AI Drives Record US Tech Layoffs as Kenya Private Sector Contracts
Artificial intelligence triggered record job cuts in the US tech sector in May 2026, while Kenyan businesses shed jobs due to inflation and low demand.
Artificial intelligence has become the primary driver of corporate downsizing in the United States throughout 2026. According to data from Challenger, Gray & Christmas, AI-related layoffs in the first five months of the year reached 87,714, surpassing the combined totals for 2024 and 2025. In May 2026, U.S. employers announced over 97,000 total job cuts, the highest May total since 2020. AI was cited as the reason for 38,579 of those reductions, representing nearly 40% of all private-sector cuts for the month.

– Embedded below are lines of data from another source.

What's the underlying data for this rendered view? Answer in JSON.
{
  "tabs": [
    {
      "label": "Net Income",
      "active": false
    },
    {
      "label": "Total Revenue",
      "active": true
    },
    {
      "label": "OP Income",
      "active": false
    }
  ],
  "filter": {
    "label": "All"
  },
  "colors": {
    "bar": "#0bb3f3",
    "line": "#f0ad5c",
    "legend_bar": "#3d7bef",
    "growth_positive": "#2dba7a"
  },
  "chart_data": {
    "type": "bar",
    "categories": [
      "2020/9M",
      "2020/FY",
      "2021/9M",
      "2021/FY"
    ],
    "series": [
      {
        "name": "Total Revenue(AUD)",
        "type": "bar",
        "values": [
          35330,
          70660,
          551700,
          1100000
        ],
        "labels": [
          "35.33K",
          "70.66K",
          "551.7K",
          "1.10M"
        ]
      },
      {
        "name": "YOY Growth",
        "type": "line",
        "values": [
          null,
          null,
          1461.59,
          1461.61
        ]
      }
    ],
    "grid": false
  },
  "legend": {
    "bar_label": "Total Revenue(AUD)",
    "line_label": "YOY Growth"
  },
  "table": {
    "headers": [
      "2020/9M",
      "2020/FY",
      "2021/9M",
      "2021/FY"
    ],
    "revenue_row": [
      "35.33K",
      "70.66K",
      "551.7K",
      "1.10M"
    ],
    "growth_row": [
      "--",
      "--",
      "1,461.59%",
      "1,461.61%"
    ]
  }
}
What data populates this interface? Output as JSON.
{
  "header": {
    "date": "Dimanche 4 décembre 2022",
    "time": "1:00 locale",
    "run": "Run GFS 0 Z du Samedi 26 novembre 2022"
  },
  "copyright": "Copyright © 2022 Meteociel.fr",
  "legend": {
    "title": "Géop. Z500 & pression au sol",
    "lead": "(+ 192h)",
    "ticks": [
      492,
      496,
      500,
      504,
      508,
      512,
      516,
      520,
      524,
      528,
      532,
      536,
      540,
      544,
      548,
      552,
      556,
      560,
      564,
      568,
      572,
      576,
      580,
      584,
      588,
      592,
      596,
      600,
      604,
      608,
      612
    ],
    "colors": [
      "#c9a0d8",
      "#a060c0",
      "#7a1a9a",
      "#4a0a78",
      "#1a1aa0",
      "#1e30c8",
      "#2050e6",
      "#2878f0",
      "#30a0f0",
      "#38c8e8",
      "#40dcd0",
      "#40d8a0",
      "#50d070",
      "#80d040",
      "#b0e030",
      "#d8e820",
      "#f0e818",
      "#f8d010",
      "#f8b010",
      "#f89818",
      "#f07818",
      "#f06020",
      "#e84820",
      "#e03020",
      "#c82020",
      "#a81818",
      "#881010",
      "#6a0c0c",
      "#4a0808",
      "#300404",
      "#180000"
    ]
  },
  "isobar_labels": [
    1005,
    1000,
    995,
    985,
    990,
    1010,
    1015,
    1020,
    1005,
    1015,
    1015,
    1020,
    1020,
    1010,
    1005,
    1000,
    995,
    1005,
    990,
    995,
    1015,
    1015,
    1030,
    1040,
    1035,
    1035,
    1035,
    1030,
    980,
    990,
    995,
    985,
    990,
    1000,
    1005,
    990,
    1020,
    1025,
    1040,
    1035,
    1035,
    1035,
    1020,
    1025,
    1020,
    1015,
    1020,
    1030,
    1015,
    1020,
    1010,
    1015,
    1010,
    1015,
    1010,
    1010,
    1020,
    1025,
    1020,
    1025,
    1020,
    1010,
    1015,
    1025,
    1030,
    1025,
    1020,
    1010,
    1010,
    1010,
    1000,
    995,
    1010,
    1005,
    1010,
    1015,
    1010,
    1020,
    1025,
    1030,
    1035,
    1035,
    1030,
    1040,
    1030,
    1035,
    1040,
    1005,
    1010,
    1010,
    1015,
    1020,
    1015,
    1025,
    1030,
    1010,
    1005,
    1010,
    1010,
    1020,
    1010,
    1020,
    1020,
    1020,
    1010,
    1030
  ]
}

The technology sector faced the steepest decline, reporting 38,242 cuts in May alone. Year-to-date layoffs in tech have increased 66%, totaling 123,000 positions, with companies such as Meta and Cisco implementing reductions to shift spending toward AI. While U.S. jobless claims rose to 225,000, the trend primarily impacted white-collar roles.
Simultaneously, Kenya experienced its first private-sector job losses in 15 months. Economic contraction was evidenced by a Purchasing Managers' Index of 46.6, as businesses struggled with inflation reaching 6.7%. These declines were exacerbated by rising operating costs, weakening customer demand, and disruptions caused by nationwide transportation protests.